Jenkins, Stackato, Cloud-Init and Eucalyptus == Potent Combination for an On-Premise Continuous Integration Environment
The Ingredients
Jenkins
An extendable open source continuous integration server.
Stackato
The Enterprise Private PaaS that makes it easy to deploy, manage, and monitor applications on any cloud.
Cloud-init
The Ubuntu package that handles early initialization of a cloud instance. It is installed in the Ubuntu Cloud Images and also in the official Ubuntu images available on EC2.
Eucalyptus
Allows you to build production-ready, AWS-compatible private and hybrid clouds by leveraging your existing virtualized infrastructure to create on-demand cloud resource pools.
What happens when you combine all three of these tools? A potent combination for continuous integration on a easy-to-configure PaaS and an on-premise, AWS-compatible IaaS. With this combination, developers can take advantage of easy configuration that Stackato brings to the table, running on top of Eucalyptus – bringing an AWS-like cloud environment into your datacenter.
This blog entry will discuss the steps that I took to get Jenkins installed on a Stackato instance store-backed instance running on Eucalyptus. But before I get started, I would like to thank the folks from ActiveState for all their guidance. Their support staff is really top notch, and very helpful. Check them out in #stackato on freenode.net. They can also be checked out on Twitter at @ActiveState. Now on to the dirty work…..
The Recipe for Success
The Stackato Microcloud Image and Cloud-Init
To begin, the following is needed:
- A running Eucalyptus cloud
- User credentials and proper Eucalyptus IAM policies to allow uploading of images and launching instances. (If there is more information needed here, please check out the Managing Access section in Eucalyptus 3.2 Administrator’s Guide.)

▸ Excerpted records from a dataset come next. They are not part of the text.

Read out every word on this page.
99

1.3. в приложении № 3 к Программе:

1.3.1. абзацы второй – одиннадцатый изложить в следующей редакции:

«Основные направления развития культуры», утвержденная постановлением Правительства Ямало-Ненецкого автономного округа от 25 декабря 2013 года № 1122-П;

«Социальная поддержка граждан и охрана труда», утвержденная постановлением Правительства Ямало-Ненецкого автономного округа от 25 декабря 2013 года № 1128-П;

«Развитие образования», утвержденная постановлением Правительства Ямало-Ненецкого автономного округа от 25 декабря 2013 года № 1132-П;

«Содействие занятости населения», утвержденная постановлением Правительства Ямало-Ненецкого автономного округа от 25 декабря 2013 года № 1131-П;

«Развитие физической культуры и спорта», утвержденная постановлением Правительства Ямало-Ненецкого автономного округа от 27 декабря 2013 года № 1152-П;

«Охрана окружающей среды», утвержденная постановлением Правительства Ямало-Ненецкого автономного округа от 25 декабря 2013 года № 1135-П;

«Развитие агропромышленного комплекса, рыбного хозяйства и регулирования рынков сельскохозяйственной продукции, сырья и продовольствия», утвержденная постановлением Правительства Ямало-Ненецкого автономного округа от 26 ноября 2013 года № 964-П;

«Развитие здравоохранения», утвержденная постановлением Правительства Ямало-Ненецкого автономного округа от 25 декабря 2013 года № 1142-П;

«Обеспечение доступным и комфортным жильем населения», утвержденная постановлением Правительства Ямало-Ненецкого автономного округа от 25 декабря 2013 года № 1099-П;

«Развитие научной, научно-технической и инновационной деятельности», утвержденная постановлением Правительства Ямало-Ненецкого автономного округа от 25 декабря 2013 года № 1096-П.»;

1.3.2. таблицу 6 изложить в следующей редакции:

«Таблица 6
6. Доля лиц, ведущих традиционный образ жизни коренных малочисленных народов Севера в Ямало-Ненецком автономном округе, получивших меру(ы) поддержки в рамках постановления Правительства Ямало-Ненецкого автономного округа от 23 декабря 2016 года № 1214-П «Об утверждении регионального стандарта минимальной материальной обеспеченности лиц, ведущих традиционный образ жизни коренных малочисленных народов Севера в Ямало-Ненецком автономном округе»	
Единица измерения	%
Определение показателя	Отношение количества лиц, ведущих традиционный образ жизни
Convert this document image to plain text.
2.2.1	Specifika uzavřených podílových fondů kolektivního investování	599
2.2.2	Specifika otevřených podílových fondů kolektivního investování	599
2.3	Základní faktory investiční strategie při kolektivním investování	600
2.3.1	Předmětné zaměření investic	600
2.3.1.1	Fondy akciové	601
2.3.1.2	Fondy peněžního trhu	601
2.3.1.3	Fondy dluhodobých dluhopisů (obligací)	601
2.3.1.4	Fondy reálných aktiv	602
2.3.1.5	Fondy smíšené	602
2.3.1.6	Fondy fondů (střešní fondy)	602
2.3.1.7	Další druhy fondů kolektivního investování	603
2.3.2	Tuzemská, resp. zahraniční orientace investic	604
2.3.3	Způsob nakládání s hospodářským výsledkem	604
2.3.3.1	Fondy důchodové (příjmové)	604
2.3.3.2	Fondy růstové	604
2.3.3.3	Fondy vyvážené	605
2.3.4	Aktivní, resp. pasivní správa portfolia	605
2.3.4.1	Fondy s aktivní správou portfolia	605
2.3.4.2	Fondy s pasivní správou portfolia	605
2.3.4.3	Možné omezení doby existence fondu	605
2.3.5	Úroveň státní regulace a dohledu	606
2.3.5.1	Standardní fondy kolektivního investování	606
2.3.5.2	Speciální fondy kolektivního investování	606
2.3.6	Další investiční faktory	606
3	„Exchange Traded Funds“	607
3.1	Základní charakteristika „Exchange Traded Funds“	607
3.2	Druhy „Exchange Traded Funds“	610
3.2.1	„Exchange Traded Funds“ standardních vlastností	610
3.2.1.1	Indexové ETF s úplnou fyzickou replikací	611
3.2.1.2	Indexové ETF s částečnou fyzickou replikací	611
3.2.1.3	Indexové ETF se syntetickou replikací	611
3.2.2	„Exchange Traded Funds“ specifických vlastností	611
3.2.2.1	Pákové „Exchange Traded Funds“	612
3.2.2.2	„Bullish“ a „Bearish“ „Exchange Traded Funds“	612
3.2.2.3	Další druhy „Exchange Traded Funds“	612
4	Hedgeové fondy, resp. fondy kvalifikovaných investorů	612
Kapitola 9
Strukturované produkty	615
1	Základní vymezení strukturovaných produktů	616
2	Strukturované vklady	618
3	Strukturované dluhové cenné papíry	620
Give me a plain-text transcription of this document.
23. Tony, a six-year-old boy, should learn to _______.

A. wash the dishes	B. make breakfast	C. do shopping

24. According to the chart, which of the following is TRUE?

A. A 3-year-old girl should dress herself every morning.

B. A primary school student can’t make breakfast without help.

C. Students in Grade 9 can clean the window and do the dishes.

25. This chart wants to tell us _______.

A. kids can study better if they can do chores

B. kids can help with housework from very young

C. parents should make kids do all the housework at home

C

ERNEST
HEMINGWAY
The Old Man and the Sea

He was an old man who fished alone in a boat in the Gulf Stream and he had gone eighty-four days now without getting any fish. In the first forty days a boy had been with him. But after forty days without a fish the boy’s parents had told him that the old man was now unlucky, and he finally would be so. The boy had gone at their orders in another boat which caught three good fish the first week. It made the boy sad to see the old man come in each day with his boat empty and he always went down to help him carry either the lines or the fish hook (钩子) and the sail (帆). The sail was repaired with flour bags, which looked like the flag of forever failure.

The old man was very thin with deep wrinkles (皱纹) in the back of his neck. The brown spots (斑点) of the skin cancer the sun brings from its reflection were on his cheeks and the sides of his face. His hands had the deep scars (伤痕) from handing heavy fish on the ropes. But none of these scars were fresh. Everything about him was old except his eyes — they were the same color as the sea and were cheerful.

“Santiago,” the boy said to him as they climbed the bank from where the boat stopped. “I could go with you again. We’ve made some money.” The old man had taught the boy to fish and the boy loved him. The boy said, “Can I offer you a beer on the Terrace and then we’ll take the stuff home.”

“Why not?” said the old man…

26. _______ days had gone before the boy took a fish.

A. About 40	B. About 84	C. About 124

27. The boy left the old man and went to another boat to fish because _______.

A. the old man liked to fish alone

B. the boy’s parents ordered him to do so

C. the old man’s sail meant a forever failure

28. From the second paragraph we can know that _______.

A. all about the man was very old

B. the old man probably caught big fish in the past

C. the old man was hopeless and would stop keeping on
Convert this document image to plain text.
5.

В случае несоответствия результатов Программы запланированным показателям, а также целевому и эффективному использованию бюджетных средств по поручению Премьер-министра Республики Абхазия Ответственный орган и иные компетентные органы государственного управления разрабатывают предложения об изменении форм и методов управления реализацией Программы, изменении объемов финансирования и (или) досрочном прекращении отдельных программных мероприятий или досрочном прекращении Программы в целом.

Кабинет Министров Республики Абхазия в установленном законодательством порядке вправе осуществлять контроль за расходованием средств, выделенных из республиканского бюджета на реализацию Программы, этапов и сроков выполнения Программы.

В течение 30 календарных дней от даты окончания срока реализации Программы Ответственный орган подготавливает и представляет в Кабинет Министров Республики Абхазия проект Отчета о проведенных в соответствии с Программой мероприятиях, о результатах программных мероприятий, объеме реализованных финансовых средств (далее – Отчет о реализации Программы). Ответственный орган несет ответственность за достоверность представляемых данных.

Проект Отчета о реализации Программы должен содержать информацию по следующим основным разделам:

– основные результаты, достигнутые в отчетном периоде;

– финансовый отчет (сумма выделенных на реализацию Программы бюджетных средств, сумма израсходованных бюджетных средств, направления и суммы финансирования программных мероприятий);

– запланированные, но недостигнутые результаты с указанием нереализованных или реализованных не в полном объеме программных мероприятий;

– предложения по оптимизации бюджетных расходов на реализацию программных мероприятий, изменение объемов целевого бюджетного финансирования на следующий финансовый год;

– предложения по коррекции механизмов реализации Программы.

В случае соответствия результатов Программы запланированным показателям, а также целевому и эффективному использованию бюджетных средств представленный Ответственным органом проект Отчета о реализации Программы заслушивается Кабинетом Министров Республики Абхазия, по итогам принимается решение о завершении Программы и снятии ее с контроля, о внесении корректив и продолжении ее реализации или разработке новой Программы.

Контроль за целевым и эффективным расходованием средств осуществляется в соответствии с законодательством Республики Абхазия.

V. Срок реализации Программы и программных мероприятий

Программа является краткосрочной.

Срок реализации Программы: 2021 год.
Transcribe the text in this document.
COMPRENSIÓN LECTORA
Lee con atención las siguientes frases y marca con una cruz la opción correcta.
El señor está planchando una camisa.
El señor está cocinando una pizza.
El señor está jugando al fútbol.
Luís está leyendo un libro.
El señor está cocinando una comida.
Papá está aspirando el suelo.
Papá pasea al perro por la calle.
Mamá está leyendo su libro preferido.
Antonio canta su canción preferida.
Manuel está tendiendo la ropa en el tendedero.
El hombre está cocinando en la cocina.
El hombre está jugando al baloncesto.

- the Stackato Mircocloud VM for KVM
- A Linux desktop with euca2ools installed.
After downloading the Stackato VM for KVM and unzipping the file, we will need to pull out the root file system, the kernel and ramdisk. These will be uploaded, bundled and registered as the EMI, EKI, and ERI. To extract the root filesystem, do the following:
- Use parted to locate the root filesystem as follows:
# parted stackato-img-kvm-v2.6.6.img GNU Parted 2.1 Using /root/images/Stackato-VM/stackato-img-kvm-v2.6.6.img Welcome to GNU Parted! Type 'help' to view a list of commands. (parted) U Unit? [compact]? b (parted) p Model: (file) Disk /root/images/Stackato-VM/stackato-img-kvm-v2.6.6.img: 10737418240B Sector size (logical/physical): 512B/512B Partition Table: msdos Number Start End Size Type File system Flags 1 1048576B 200278015B 199229440B primary ext3 boot 3 200278016B 1237319679B 1037041664B primary linux-swap(v1) 2 1237319680B 10736369663B 9499049984B primary ext4 (parted) quit
- In this example, the root filesystem is partition 2. The value for “Start” and “Size” will need to be used. Next, run dd to extract the root filesystem:
dd if=stackato-img-kvm-v2.6.6.img of=stackato-rootfs.img bs=1 skip=1237319680 count=9499049984
- Once it has completed, mount stackato-rootfs.img to the loopback device:
mount -o loop stackato-rootfs.img /mnt/
- Copy out initrd.img-3.2.0-27-virtual and vmlinuz-3.2.0-27-virtual from /mnt/boot.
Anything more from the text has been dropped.